2 boneless , skinless Organic Chicken Breasts ( about 1 1/2 pounds)
1 cup Salsa
1 can Diced Tomatoes
1 chopped onion
1 package frozen corn
1 cup chicken broth
1 Tablespoon Cumin
1 teaspoon Sea Salt
1 teaspoon Black ground Pepper
Tortillas ( I used whole wheat for these because that’s what I had , but I also love corn tortillas! And using corn tortillas makes a gluten-free meal!)
1 cup Enchilada Sauce ( recipe below)
1 cup shredded cheese ( a Mexican blend or Monterey Jack works nicely here)

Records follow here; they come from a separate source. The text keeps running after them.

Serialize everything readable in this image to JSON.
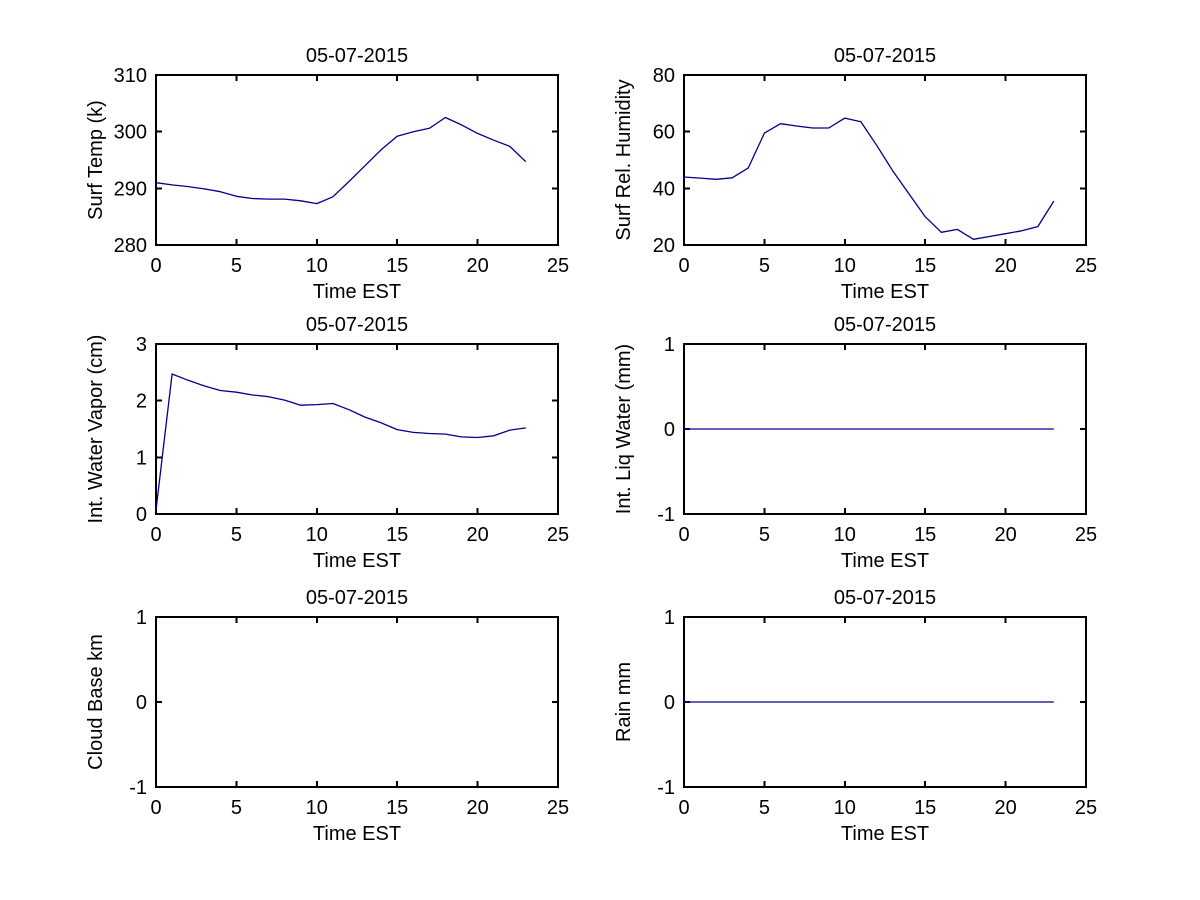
{
  "figure": {
    "background": "#ffffff",
    "line_color": "#00008B",
    "axes_color": "#000000",
    "grid": false,
    "legend": false
  },
  "chart_data": [
    {
      "id": "surf-temp",
      "type": "line",
      "title": "05-07-2015",
      "xlabel": "Time EST",
      "ylabel": "Surf Temp (k)",
      "xlim": [
        0,
        25
      ],
      "ylim": [
        280,
        310
      ],
      "xticks": [
        0,
        5,
        10,
        15,
        20,
        25
      ],
      "yticks": [
        280,
        290,
        300,
        310
      ],
      "x": [
        0,
        1,
        2,
        3,
        4,
        5,
        6,
        7,
        8,
        9,
        10,
        11,
        12,
        13,
        14,
        15,
        16,
        17,
        18,
        19,
        20,
        21,
        22,
        23
      ],
      "y": [
        291,
        290.6,
        290.3,
        289.9,
        289.4,
        288.6,
        288.2,
        288.1,
        288.1,
        287.8,
        287.3,
        288.5,
        291.2,
        294,
        296.8,
        299.2,
        300,
        300.6,
        302.5,
        301.2,
        299.7,
        298.5,
        297.4,
        294.7
      ]
    },
    {
      "id": "surf-rel-humidity",
      "type": "line",
      "title": "05-07-2015",
      "xlabel": "Time EST",
      "ylabel": "Surf Rel. Humidity",
      "xlim": [
        0,
        25
      ],
      "ylim": [
        20,
        80
      ],
      "xticks": [
        0,
        5,
        10,
        15,
        20,
        25
      ],
      "yticks": [
        20,
        40,
        60,
        80
      ],
      "x": [
        0,
        1,
        2,
        3,
        4,
        5,
        6,
        7,
        8,
        9,
        10,
        11,
        12,
        13,
        14,
        15,
        16,
        17,
        18,
        19,
        20,
        21,
        22,
        23
      ],
      "y": [
        44,
        43.6,
        43.2,
        43.7,
        47.2,
        59.5,
        62.8,
        62,
        61.3,
        61.3,
        64.8,
        63.5,
        55,
        46,
        38,
        30,
        24.5,
        25.5,
        22,
        23,
        24,
        25,
        26.5,
        35.5
      ]
    },
    {
      "id": "int-water-vapor",
      "type": "line",
      "title": "05-07-2015",
      "xlabel": "Time EST",
      "ylabel": "Int. Water Vapor (cm)",
      "xlim": [
        0,
        25
      ],
      "ylim": [
        0,
        3
      ],
      "xticks": [
        0,
        5,
        10,
        15,
        20,
        25
      ],
      "yticks": [
        0,
        1,
        2,
        3
      ],
      "x": [
        0,
        1,
        2,
        3,
        4,
        5,
        6,
        7,
        8,
        9,
        10,
        11,
        12,
        13,
        14,
        15,
        16,
        17,
        18,
        19,
        20,
        21,
        22,
        23
      ],
      "y": [
        0.07,
        2.47,
        2.36,
        2.26,
        2.18,
        2.15,
        2.1,
        2.07,
        2.01,
        1.92,
        1.93,
        1.95,
        1.84,
        1.71,
        1.61,
        1.49,
        1.44,
        1.42,
        1.41,
        1.36,
        1.35,
        1.38,
        1.48,
        1.52
      ]
    },
    {
      "id": "int-liq-water",
      "type": "line",
      "title": "05-07-2015",
      "xlabel": "Time EST",
      "ylabel": "Int. Liq Water (mm)",
      "xlim": [
        0,
        25
      ],
      "ylim": [
        -1,
        1
      ],
      "xticks": [
        0,
        5,
        10,
        15,
        20,
        25
      ],
      "yticks": [
        -1,
        0,
        1
      ],
      "x": [
        0,
        1,
        2,
        3,
        4,
        5,
        6,
        7,
        8,
        9,
        10,
        11,
        12,
        13,
        14,
        15,
        16,
        17,
        18,
        19,
        20,
        21,
        22,
        23
      ],
      "y": [
        0,
        0,
        0,
        0,
        0,
        0,
        0,
        0,
        0,
        0,
        0,
        0,
        0,
        0,
        0,
        0,
        0,
        0,
        0,
        0,
        0,
        0,
        0,
        0
      ]
    },
    {
      "id": "cloud-base",
      "type": "line",
      "title": "05-07-2015",
      "xlabel": "Time EST",
      "ylabel": "Cloud Base km",
      "xlim": [
        0,
        25
      ],
      "ylim": [
        -1,
        1
      ],
      "xticks": [
        0,
        5,
        10,
        15,
        20,
        25
      ],
      "yticks": [
        -1,
        0,
        1
      ],
      "x": [],
      "y": []
    },
    {
      "id": "rain",
      "type": "line",
      "title": "05-07-2015",
      "xlabel": "Time EST",
      "ylabel": "Rain mm",
      "xlim": [
        0,
        25
      ],
      "ylim": [
        -1,
        1
      ],
      "xticks": [
        0,
        5,
        10,
        15,
        20,
        25
      ],
      "yticks": [
        -1,
        0,
        1
      ],
      "x": [
        0,
        1,
        2,
        3,
        4,
        5,
        6,
        7,
        8,
        9,
        10,
        11,
        12,
        13,
        14,
        15,
        16,
        17,
        18,
        19,
        20,
        21,
        22,
        23
      ],
      "y": [
        0,
        0,
        0,
        0,
        0,
        0,
        0,
        0,
        0,
        0,
        0,
        0,
        0,
        0,
        0,
        0,
        0,
        0,
        0,
        0,
        0,
        0,
        0,
        0
      ]
    }
  ]
}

-Put all ingredients in the slow cooker. Cook on low for 7-8 hours or high for 3 hours. Shred chicken with two forks. This made enough for two meals ( 8 enchiladas) for my family of 3! Yay- love having a dinner in the freezer when I don’t feel like or have time to cook.
For the Sauce:
1 onion, chopped
3 garlic cloves , chopped
1 can diced tomatoes
1 tablespoon Cumin
1 tablespoon chili powder
Fill each tortilla and fold in half. Place seam side down in a large baking dish. Cover with sauce and top with shredded cheese. Bake for approximately 20 minutes until cheese is melted.